Davies Toby, Marchione Elio
Department of Civil, Environmental and Geomatic Engineering, University College London, London, United Kingdom.
Department of Security and Crime Science, University College London, London, United Kingdom.
PLoS One. 2015 Nov 25;10(11):e0143638. doi: 10.1371/journal.pone.0143638. eCollection 2015.
In this paper we demonstrate the use of network analysis to characterise patterns of clustering in spatio-temporal events. Such clustering is of both theoretical and practical importance in the study of crime, and forms the basis for a number of preventative strategies. However, existing analytical methods show only that clustering is present in data, while offering little insight into the nature of the patterns present. Here, we show how the classification of pairs of events as close in space and time can be used to define a network, thereby generalising previous approaches. The application of graph-theoretic techniques to these networks can then offer significantly deeper insight into the structure of the data than previously possible. In particular, we focus on the identification of network motifs, which have clear interpretation in terms of spatio-temporal behaviour. Statistical analysis is complicated by the nature of the underlying data, and we provide a method by which appropriate randomised graphs can be generated. Two datasets are used as case studies: maritime piracy at the global scale, and residential burglary in an urban area. In both cases, the same significant 3-vertex motif is found; this result suggests that incidents tend to occur not just in pairs, but in fact in larger groups within a restricted spatio-temporal domain. In the 4-vertex case, different motifs are found to be significant in each case, suggesting that this technique is capable of discriminating between clustering patterns at a finer granularity than previously possible.

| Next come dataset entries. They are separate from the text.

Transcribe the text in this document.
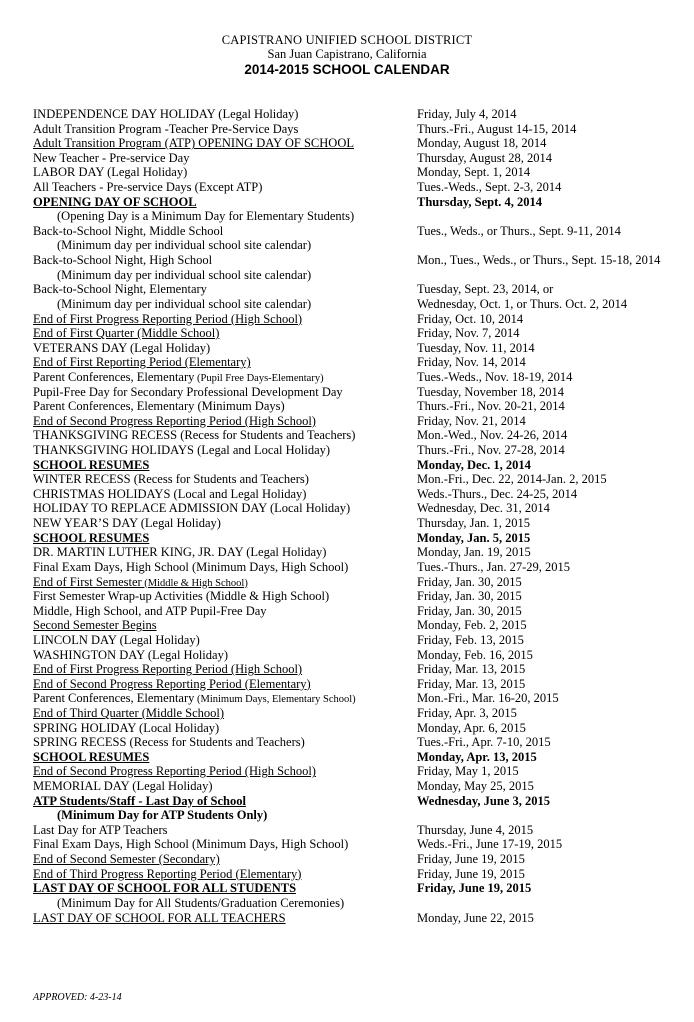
CAPISTRANO UNIFIED SCHOOL DISTRICT
San Juan Capistrano, California
2014-2015 SCHOOL CALENDAR
INDEPENDENCE DAY HOLIDAY (Legal Holiday)	Friday, July 4, 2014
Adult Transition Program -Teacher Pre-Service Days	Thurs.-Fri., August 14-15, 2014
Adult Transition Program (ATP) OPENING DAY OF SCHOOL	Monday, August 18, 2014
New Teacher - Pre-service Day	Thursday, August 28, 2014
LABOR DAY (Legal Holiday)	Monday, Sept. 1, 2014
All Teachers - Pre-service Days (Except ATP)	Tues.-Weds., Sept. 2-3, 2014
OPENING DAY OF SCHOOL	Thursday, Sept. 4, 2014
(Opening Day is a Minimum Day for Elementary Students)
Back-to-School Night, Middle School	Tues., Weds., or Thurs., Sept. 9-11, 2014
(Minimum day per individual school site calendar)
Back-to-School Night, High School	Mon., Tues., Weds., or Thurs., Sept. 15-18, 2014
(Minimum day per individual school site calendar)
Back-to-School Night, Elementary	Tuesday, Sept. 23, 2014, or
(Minimum day per individual school site calendar)	Wednesday, Oct. 1, or Thurs. Oct. 2, 2014
End of First Progress Reporting Period (High School)	Friday, Oct. 10, 2014
End of First Quarter (Middle School)	Friday, Nov. 7, 2014
VETERANS DAY (Legal Holiday)	Tuesday, Nov. 11, 2014
End of First Reporting Period (Elementary)	Friday, Nov. 14, 2014
Parent Conferences, Elementary (Pupil Free Days-Elementary)	Tues.-Weds., Nov. 18-19, 2014
Pupil-Free Day for Secondary Professional Development Day	Tuesday, November 18, 2014
Parent Conferences, Elementary (Minimum Days)	Thurs.-Fri., Nov. 20-21, 2014
End of Second Progress Reporting Period (High School)	Friday, Nov. 21, 2014
THANKSGIVING RECESS (Recess for Students and Teachers)	Mon.-Wed., Nov. 24-26, 2014
THANKSGIVING HOLIDAYS (Legal and Local Holiday)	Thurs.-Fri., Nov. 27-28, 2014
SCHOOL RESUMES	Monday, Dec. 1, 2014
WINTER RECESS (Recess for Students and Teachers)	Mon.-Fri., Dec. 22, 2014-Jan. 2, 2015
CHRISTMAS HOLIDAYS (Local and Legal Holiday)	Weds.-Thurs., Dec. 24-25, 2014
HOLIDAY TO REPLACE ADMISSION DAY (Local Holiday)	Wednesday, Dec. 31, 2014
NEW YEAR’S DAY (Legal Holiday)	Thursday, Jan. 1, 2015
SCHOOL RESUMES	Monday, Jan. 5, 2015
DR. MARTIN LUTHER KING, JR. DAY (Legal Holiday)	Monday, Jan. 19, 2015
Final Exam Days, High School (Minimum Days, High School)	Tues.-Thurs., Jan. 27-29, 2015
End of First Semester (Middle & High School)	Friday, Jan. 30, 2015
First Semester Wrap-up Activities (Middle & High School)	Friday, Jan. 30, 2015
Middle, High School, and ATP Pupil-Free Day	Friday, Jan. 30, 2015
Second Semester Begins	Monday, Feb. 2, 2015
LINCOLN DAY (Legal Holiday)	Friday, Feb. 13, 2015
WASHINGTON DAY (Legal Holiday)	Monday, Feb. 16, 2015
End of First Progress Reporting Period (High School)	Friday, Mar. 13, 2015
End of Second Progress Reporting Period (Elementary)	Friday, Mar. 13, 2015
Parent Conferences, Elementary (Minimum Days, Elementary School)	Mon.-Fri., Mar. 16-20, 2015
End of Third Quarter (Middle School)	Friday, Apr. 3, 2015
SPRING HOLIDAY (Local Holiday)	Monday, Apr. 6, 2015
SPRING RECESS (Recess for Students and Teachers)	Tues.-Fri., Apr. 7-10, 2015
SCHOOL RESUMES	Monday, Apr. 13, 2015
End of Second Progress Reporting Period (High School)	Friday, May 1, 2015
MEMORIAL DAY (Legal Holiday)	Monday, May 25, 2015
ATP Students/Staff - Last Day of School	Wednesday, June 3, 2015
(Minimum Day for ATP Students Only)
Last Day for ATP Teachers	Thursday, June 4, 2015
Final Exam Days, High School (Minimum Days, High School)	Weds.-Fri., June 17-19, 2015
End of Second Semester (Secondary)	Friday, June 19, 2015
End of Third Progress Reporting Period (Elementary)	Friday, June 19, 2015
LAST DAY OF SCHOOL FOR ALL STUDENTS	Friday, June 19, 2015
(Minimum Day for All Students/Graduation Ceremonies)
LAST DAY OF SCHOOL FOR ALL TEACHERS	Monday, June 22, 2015
APPROVED: 4-23-14
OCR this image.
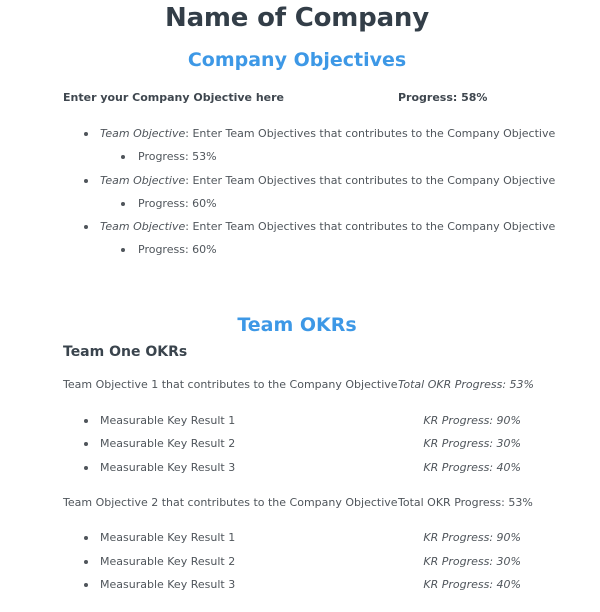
Name of Company
Company Objectives
Enter your Company Objective here	Progress: 58%
Team Objective: Enter Team Objectives that contributes to the Company Objective
Progress: 53%
Team Objective: Enter Team Objectives that contributes to the Company Objective
Progress: 60%
Team Objective: Enter Team Objectives that contributes to the Company Objective
Progress: 60%
Team OKRs
Team One OKRs
Team Objective 1 that contributes to the Company Objective Total OKR Progress: 53%
Measurable Key Result 1	KR Progress: 90%
Measurable Key Result 2	KR Progress: 30%
Measurable Key Result 3	KR Progress: 40%
Team Objective 2 that contributes to the Company Objective Total OKR Progress: 53%
Measurable Key Result 1	KR Progress: 90%
Measurable Key Result 2	KR Progress: 30%
Measurable Key Result 3	KR Progress: 40%
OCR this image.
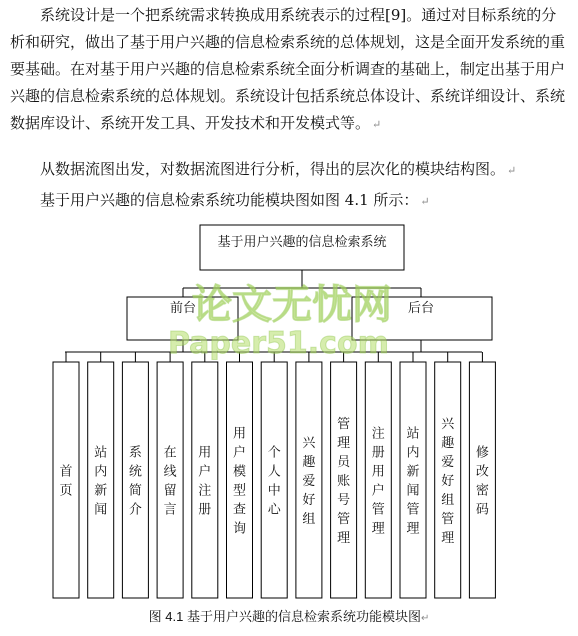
系统设计是一个把系统需求转换成用系统表示的过程[9]。通过对目标系统的分析和研究，做出了基于用户兴趣的信息检索系统的总体规划，这是全面开发系统的重要基础。在对基于用户兴趣的信息检索系统全面分析调查的基础上，制定出基于用户兴趣的信息检索系统的总体规划。系统设计包括系统总体设计、系统详细设计、系统数据库设计、系统开发工具、开发技术和开发模式等。 ↵

从数据流图出发，对数据流图进行分析，得出的层次化的模块结构图。 ↵

基于用户兴趣的信息检索系统功能模块图如图 4.1 所示： ↵

基于用户兴趣的信息检索系统
前台	后台
首页
站内新闻
系统简介
在线留言
用户注册
用户模型查询
个人中心
兴趣爱好组
管理员账号管理
注册用户管理
站内新闻管理
兴趣爱好组管理
修改密码
论文无忧网
Paper51.com
图 4.1 基于用户兴趣的信息检索系统功能模块图↵
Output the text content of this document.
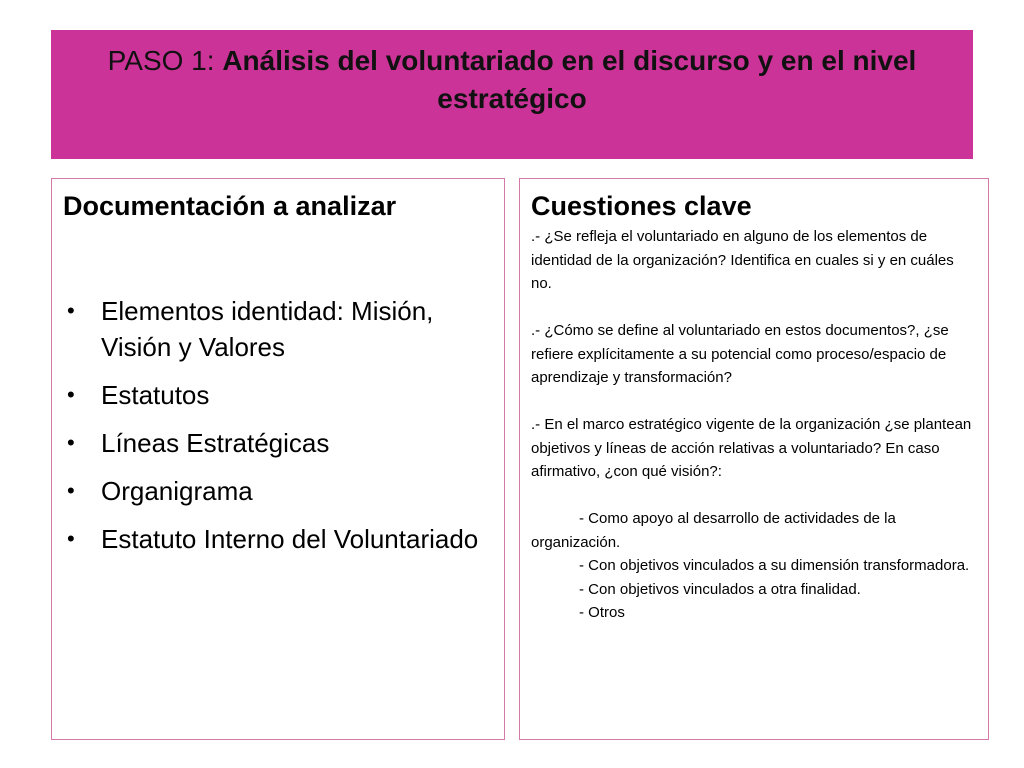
PASO 1: Análisis del voluntariado en el discurso y en el nivel estratégico
Documentación a analizar
• Elementos identidad: Misión, Visión y Valores
• Estatutos
• Líneas Estratégicas
• Organigrama
• Estatuto Interno del Voluntariado
Cuestiones clave

.- ¿Se refleja el voluntariado en alguno de los elementos de identidad de la organización? Identifica en cuales si y en cuáles no.

.- ¿Cómo se define al voluntariado en estos documentos?, ¿se refiere explícitamente a su potencial como proceso/espacio de aprendizaje y transformación?

.- En el marco estratégico vigente de la organización ¿se plantean objetivos y líneas de acción relativas a voluntariado? En caso afirmativo, ¿con qué visión?:

- Como apoyo al desarrollo de actividades de la organización.

- Con objetivos vinculados a su dimensión transformadora.

- Con objetivos vinculados a otra finalidad.

- Otros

在本文中,我们展示了如何使用网络分析来刻画时空事件中的聚类模式。这种聚类在犯罪研究中具有理论和实际重要性,并构成了许多预防策略的基础。然而,现有的分析方法仅表明数据中存在聚类,而对所呈现模式的本质洞察甚少。在此,我们展示了如何将在空间和时间上接近的事件对分类用于定义一个网络,从而推广先前的方法。然后,将图论技术应用于这些网络能够比以往更深入地洞察数据结构。特别是,我们专注于网络基序的识别,其在时空行为方面具有明确的解释。由于基础数据的性质,统计分析较为复杂,我们提供了一种生成适当随机图的方法。使用两个数据集作为案例研究:全球范围内的海盗行为和城市地区的住宅入室盗窃。在这两种情况下,都发现了相同的显著三顶点基序;这一结果表明事件往往不仅成对发生,实际上还会在有限的时空范围内以更大的群体形式发生。在四顶点的情况下,在每种情况下发现了不同的显著基序,这表明该技术能够以比以往更精细的粒度区分聚类模式。